Laurie raconte qu’elle n’avait pas particulièrement envie de faire les trucs sexuels qu’il lui demandait — comme lui envoyer des photos explicites ou baiser par téléphone. « Je ressentais définitivement ça comme un dû, à cause des cadeaux qu’il m’envoyait, et parce que j’étais bien trop jeune pour comprendre que je pouvais dire non. »
« Il y a eu de nombreuses fois où je n’ai pas voulu le faire, et ça finissait toujours en dispute. Il me disait qu’il m’avait énormément soutenue et avait fait tant de choses pour moi, et que moi je ne me souciais pas de lui ou que je ne l’aimais pas assez pour lui donner ce qu’il voulait », a-t-elle déclaré. « Il y avait cette culpabilité-là, et étant ado, je n’avais jamais rien connu d’autre ».
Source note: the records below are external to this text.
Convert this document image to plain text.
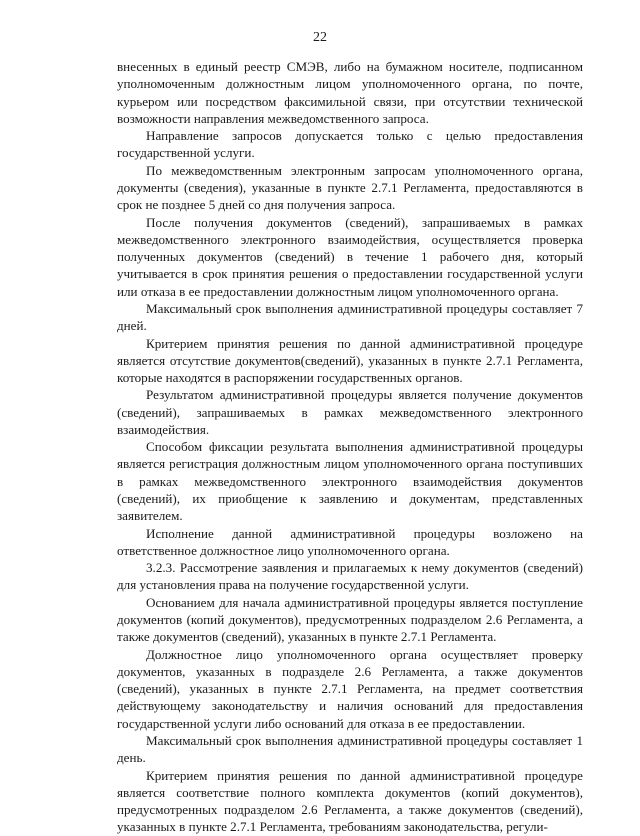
22

внесенных в единый реестр СМЭВ, либо на бумажном носителе, подписанном уполномоченным должностным лицом уполномоченного органа, по почте, курьером или посредством факсимильной связи, при отсутствии технической возможности направления межведомственного запроса.

Направление запросов допускается только с целью предоставления государственной услуги.

По межведомственным электронным запросам уполномоченного органа, документы (сведения), указанные в пункте 2.7.1 Регламента, предоставляются в срок не позднее 5 дней со дня получения запроса.

После получения документов (сведений), запрашиваемых в рамках межведомственного электронного взаимодействия, осуществляется проверка полученных документов (сведений) в течение 1 рабочего дня, который учитывается в срок принятия решения о предоставлении государственной услуги или отказа в ее предоставлении должностным лицом уполномоченного органа.

Максимальный срок выполнения административной процедуры составляет 7 дней.

Критерием принятия решения по данной административной процедуре является отсутствие документов(сведений), указанных в пункте 2.7.1 Регламента, которые находятся в распоряжении государственных органов.

Результатом административной процедуры является получение документов (сведений), запрашиваемых в рамках межведомственного электронного взаимодействия.

Способом фиксации результата выполнения административной процедуры является регистрация должностным лицом уполномоченного органа поступивших в рамках межведомственного электронного взаимодействия документов (сведений), их приобщение к заявлению и документам, представленных заявителем.

Исполнение данной административной процедуры возложено на ответственное должностное лицо уполномоченного органа.

3.2.3. Рассмотрение заявления и прилагаемых к нему документов (сведений) для установления права на получение государственной услуги.

Основанием для начала административной процедуры является поступление документов (копий документов), предусмотренных подразделом 2.6 Регламента, а также документов (сведений), указанных в пункте 2.7.1 Регламента.

Должностное лицо уполномоченного органа осуществляет проверку документов, указанных в подразделе 2.6 Регламента, а также документов (сведений), указанных в пункте 2.7.1 Регламента, на предмет соответствия действующему законодательству и наличия оснований для предоставления государственной услуги либо оснований для отказа в ее предоставлении.

Максимальный срок выполнения административной процедуры составляет 1 день.

Критерием принятия решения по данной административной процедуре является соответствие полного комплекта документов (копий документов), предусмотренных подразделом 2.6 Регламента, а также документов (сведений), указанных в пункте 2.7.1 Регламента, требованиям законодательства, регули-
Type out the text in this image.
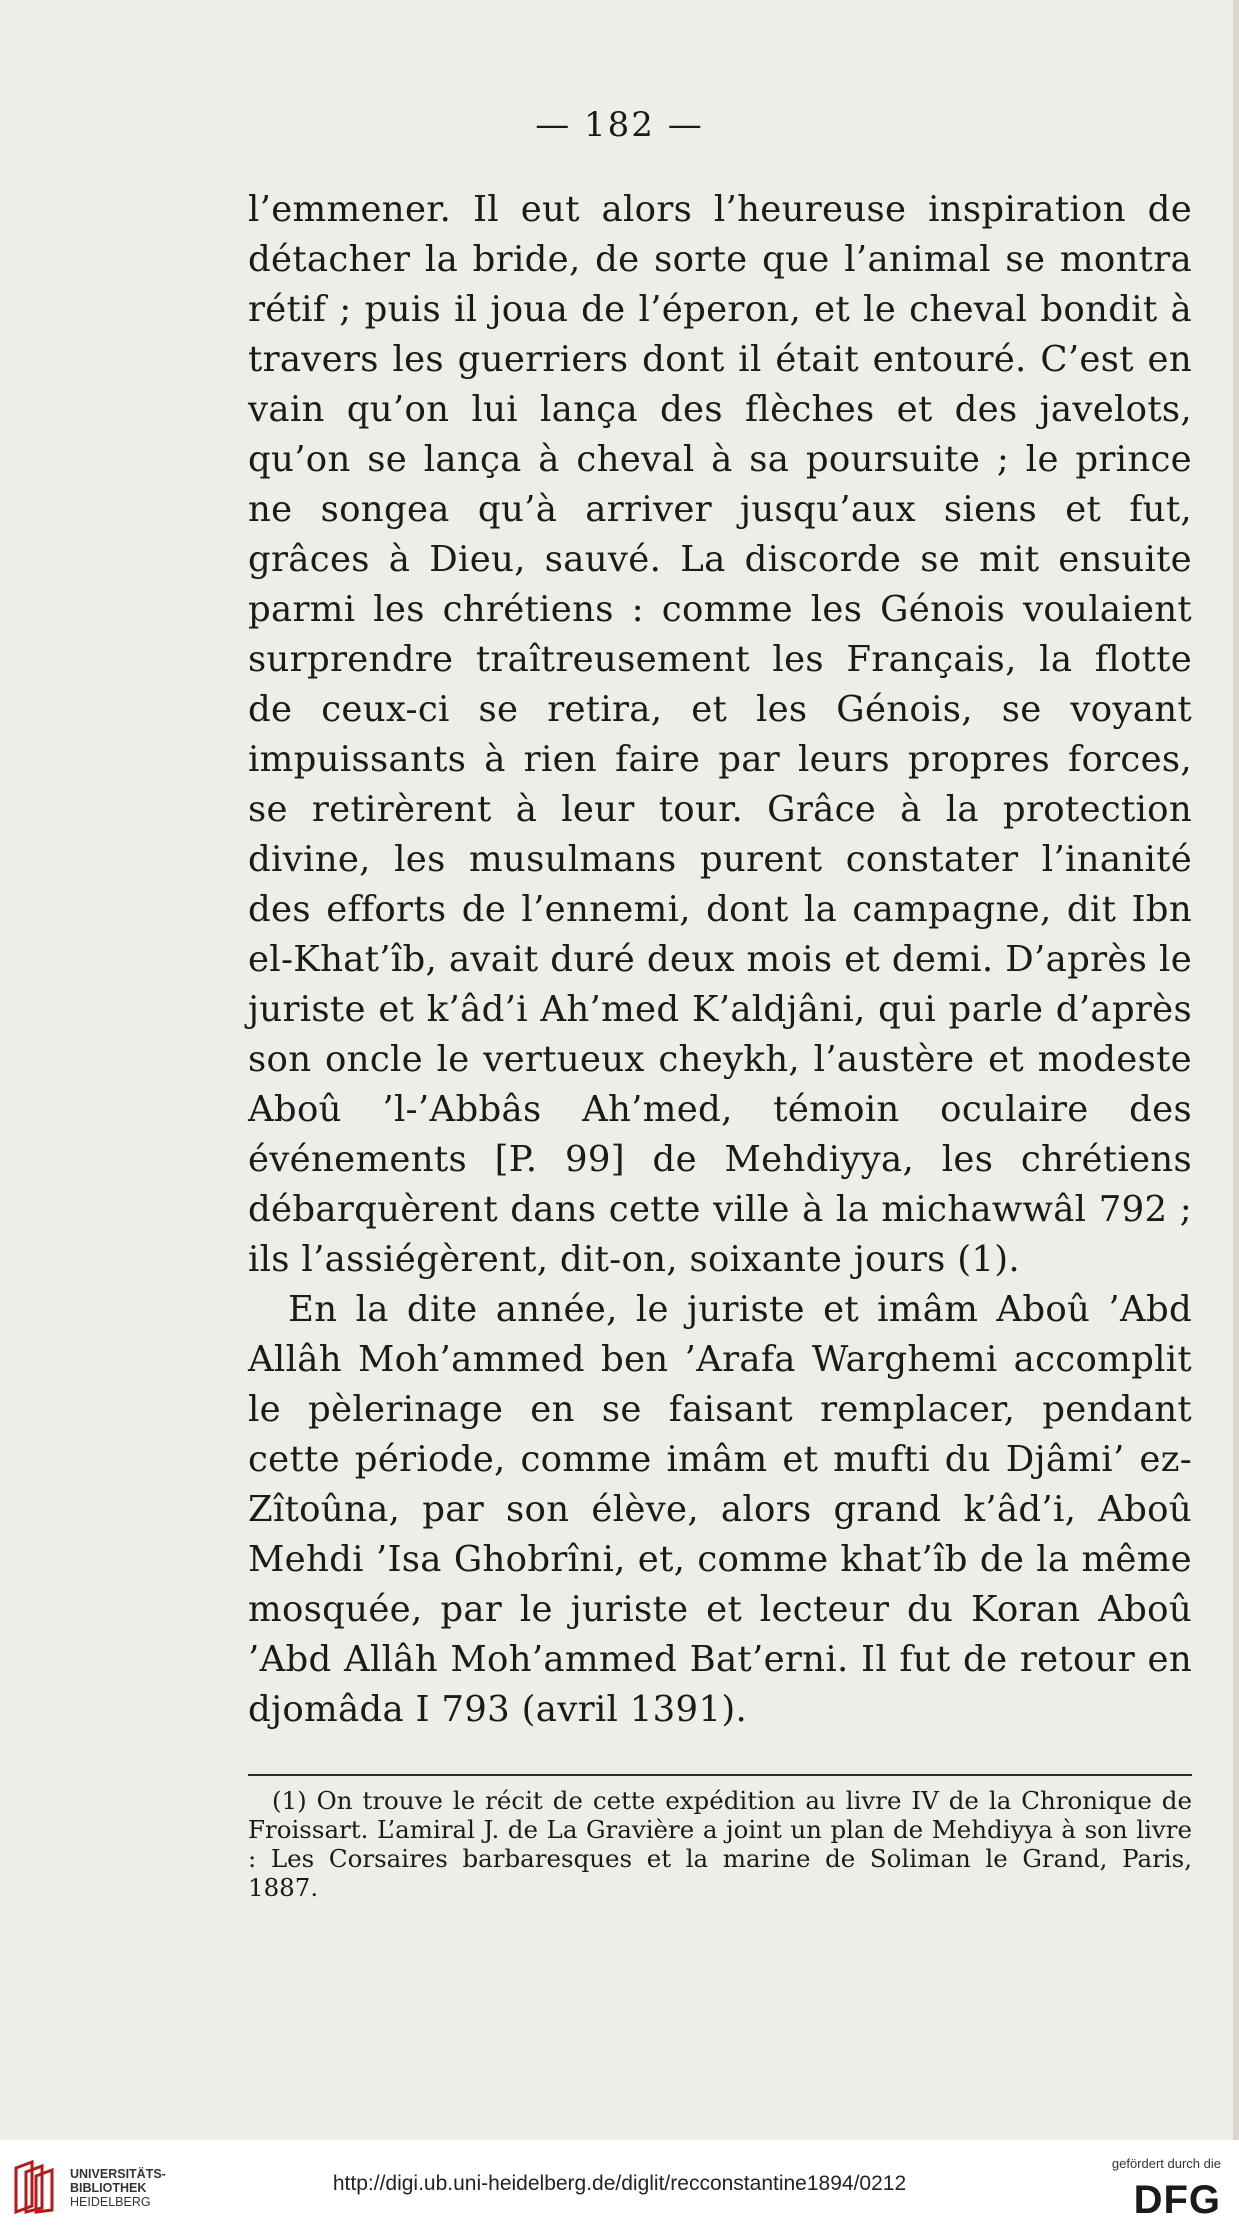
— 182 —

l’emmener. Il eut alors l’heureuse inspiration de détacher la bride, de sorte que l’animal se montra rétif ; puis il joua de l’éperon, et le cheval bondit à travers les guerriers dont il était entouré. C’est en vain qu’on lui lança des flèches et des javelots, qu’on se lança à cheval à sa poursuite ; le prince ne songea qu’à arriver jusqu’aux siens et fut, grâces à Dieu, sauvé. La discorde se mit ensuite parmi les chrétiens : comme les Génois voulaient surprendre traîtreusement les Français, la flotte de ceux-ci se retira, et les Génois, se voyant impuissants à rien faire par leurs propres forces, se retirèrent à leur tour. Grâce à la protection divine, les musulmans purent constater l’inanité des efforts de l’ennemi, dont la campagne, dit Ibn el-Khat’îb, avait duré deux mois et demi. D’après le juriste et k’âd’i Ah’med K’aldjâni, qui parle d’après son oncle le vertueux cheykh, l’austère et modeste Aboû ’l-’Abbâs Ah’med, témoin oculaire des événements [P. 99] de Mehdiyya, les chrétiens débarquèrent dans cette ville à la michawwâl 792 ; ils l’assiégèrent, dit-on, soixante jours (1).

En la dite année, le juriste et imâm Aboû ’Abd Allâh Moh’ammed ben ’Arafa Warghemi accomplit le pèlerinage en se faisant remplacer, pendant cette période, comme imâm et mufti du Djâmi’ ez-Zîtoûna, par son élève, alors grand k’âd’i, Aboû Mehdi ’Isa Ghobrîni, et, comme khat’îb de la même mosquée, par le juriste et lecteur du Koran Aboû ’Abd Allâh Moh’ammed Bat’erni. Il fut de retour en djomâda I 793 (avril 1391).

(1) On trouve le récit de cette expédition au livre IV de la Chronique de Froissart. L’amiral J. de La Gravière a joint un plan de Mehdiyya à son livre : Les Corsaires barbaresques et la marine de Soliman le Grand, Paris, 1887.

UNIVERSITÄTS-
BIBLIOTHEK
HEIDELBERG
http://digi.ub.uni-heidelberg.de/diglit/recconstantine1894/0212
gefördert durch die
DFG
Laurie a décidé de rompre quand elle avait 17 ou 18 ans, après un incident qui, rétrospectivement, est remarquablement similaire à ce que Sarah dit avoir vécu plus tard. Laurie s’endormait tous les soirs au téléphone avec Belandres ; elle s’est plus ou moins réveillée en l’entendant murmurer des « choses incestueuses » au téléphone. Quand elle l’interrogeait à ce sujet, Belandres se mettait directement sur la défensive ou prétendait que ça n’était jamais arrivé. Elle a alors commencé à faire semblant de s’endormir pour s’assurer que c’était bien réel. (Belandres conteste ces propos et affirme qu’ils n’ont jamais commencé à faire des jeux incestueux : « Il n’y avait rien qui avait trait à l’inceste dans notre relation. Il lui arrivait de m’appeler papa et des trucs comme ça, ce qui est plutôt gnangnan avec le recul »).
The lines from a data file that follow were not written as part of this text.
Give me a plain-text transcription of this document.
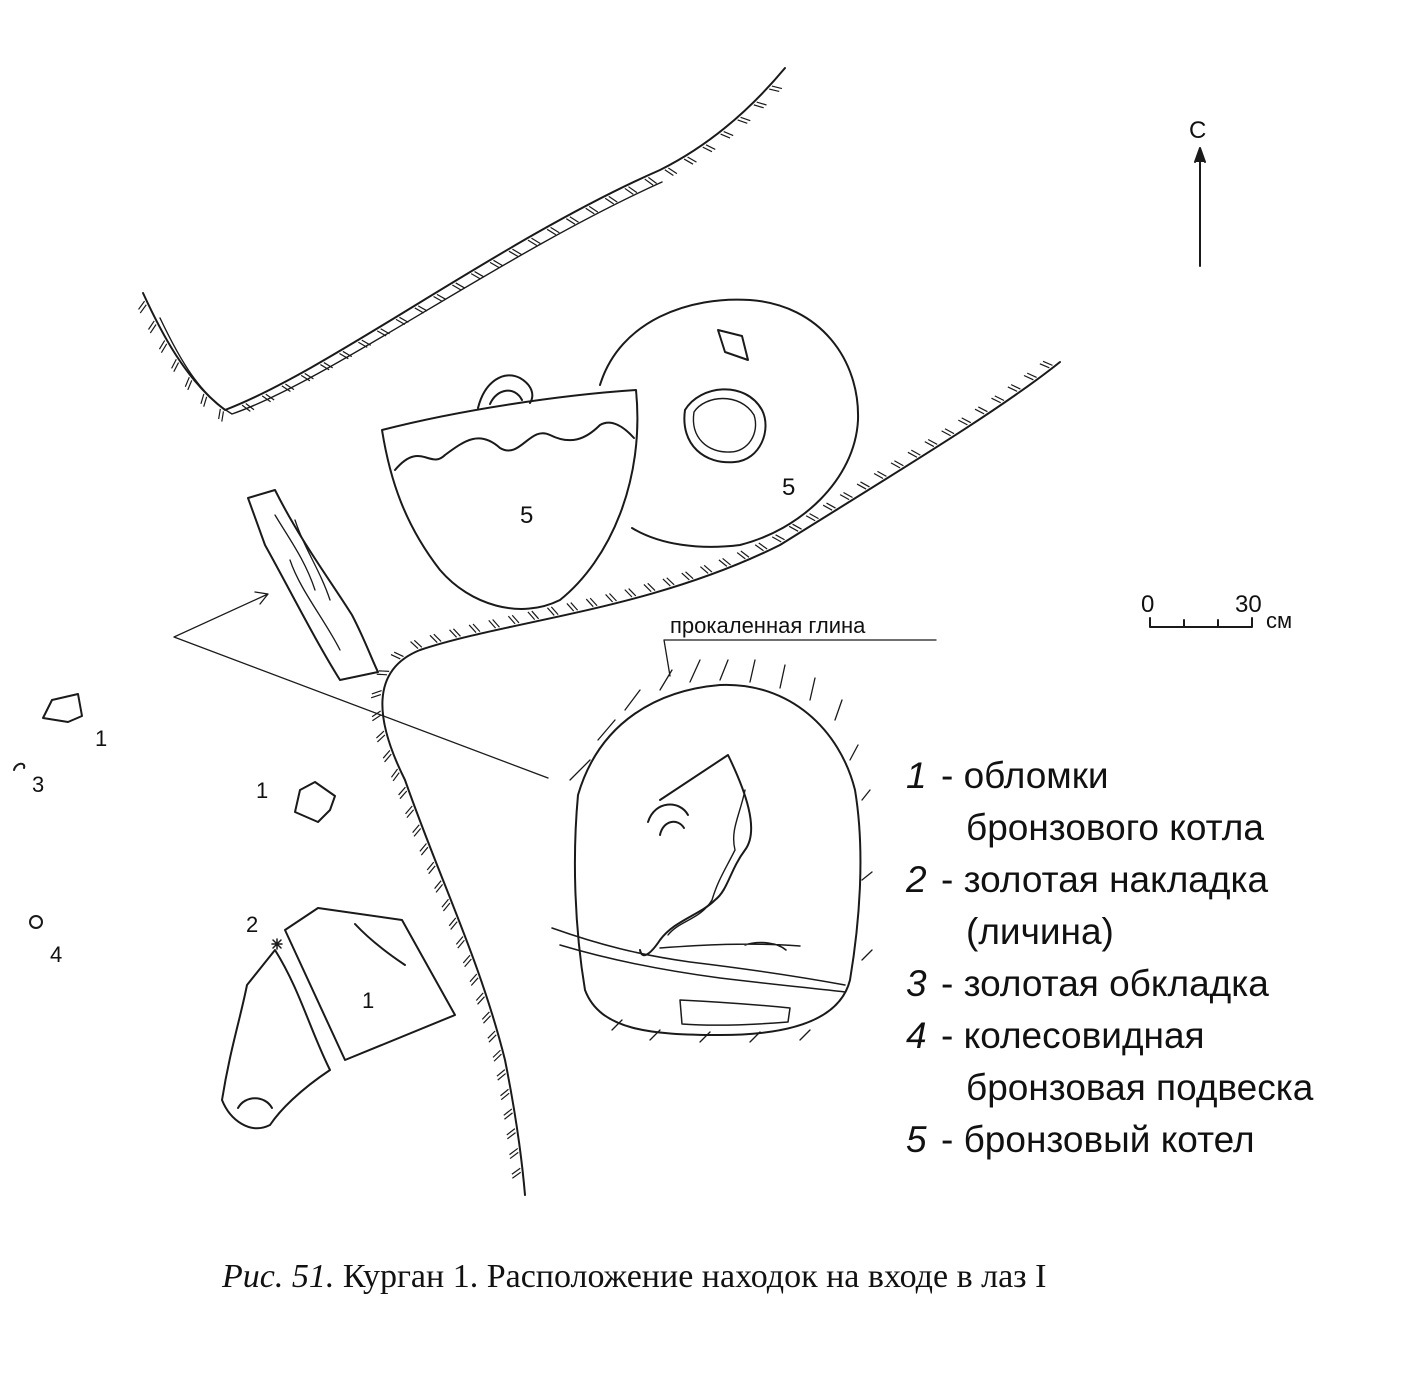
С
0	30
см
прокаленная глина
5
5
1
3	1
2
4
1
1 - обломки
бронзового котла
2 - золотая накладка
(личина)
3 - золотая обкладка
4 - колесовидная
бронзовая подвеска
5 - бронзовый котел
Рис. 51. Курган 1. Расположение находок на входе в лаз I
Lorsque Laurie a décidé de couper tout contact avec lui, « c’est là que le harcèlement s’est intensifié », rapporte la jeune femme. Il appelait sans cesse chez ses parents, la suppliant d’accepter de lui parler, et parfois elle s’exécutait. Lorsqu’elle a déménagé, elle a décidé de rompre tout lien avec lui. « C’est alors qu’il a commencé à m’appeler plus de 40 fois par jour, me laissant une quinzaine de messages vocaux ». Il a menacé de se tuer, dit-elle, et a même appelé la police chez elle au milieu de la nuit, prétendant qu’elle était suicidaire, ce qui n’était pas le cas. Lorsqu’elle a dit aux policiers présents sur le pas de sa porte qu’elle était harcelée par la personne qui les avait appelés, ils lui ont répondu quelque chose qui ressemblait, dans ses souvenirs, plus ou moins à ça : « Il semblait s’inquiéter pour toi, c’est juste un bon ami ».
Laurie était certaine que la police prendrait ses plaintes au sérieux. « Ce n’est pas comme ça que ça s’est passé. La police m’a dit qu’elle ne pouvait pas déterminer l’âge que j’avais sur les photos ».
Belandres aurait commencé à lui envoyer des messages à partir de faux comptes ; les captures d’écran qu’elle a partagées à VICE montrent des dizaines de comptes, qu’elle a bloqués au fil des ans. Beaucoup d’entre eux utilisaient des noms qui étaient des variations du nom de Santiago, du nom de Laurie ou de celui d’une autre femme qui a rapporté avoir subi son harcèlement à la même époque (la même femme dont nous avons trouvé le site web de doxing archivé en ligne). En même temps, nous dit Laurie, « il a fini par pirater mon mail, mon compte Photobucket, mon LifeJournal, mon compte World of Warcraft, changer mes mots de passe et supprimer tout ce qu’il pouvait. » (Belandres nie avoir jamais piraté ou accédé de manière inappropriée aux comptes de messagerie ou aux réseaux sociaux de quiconque.)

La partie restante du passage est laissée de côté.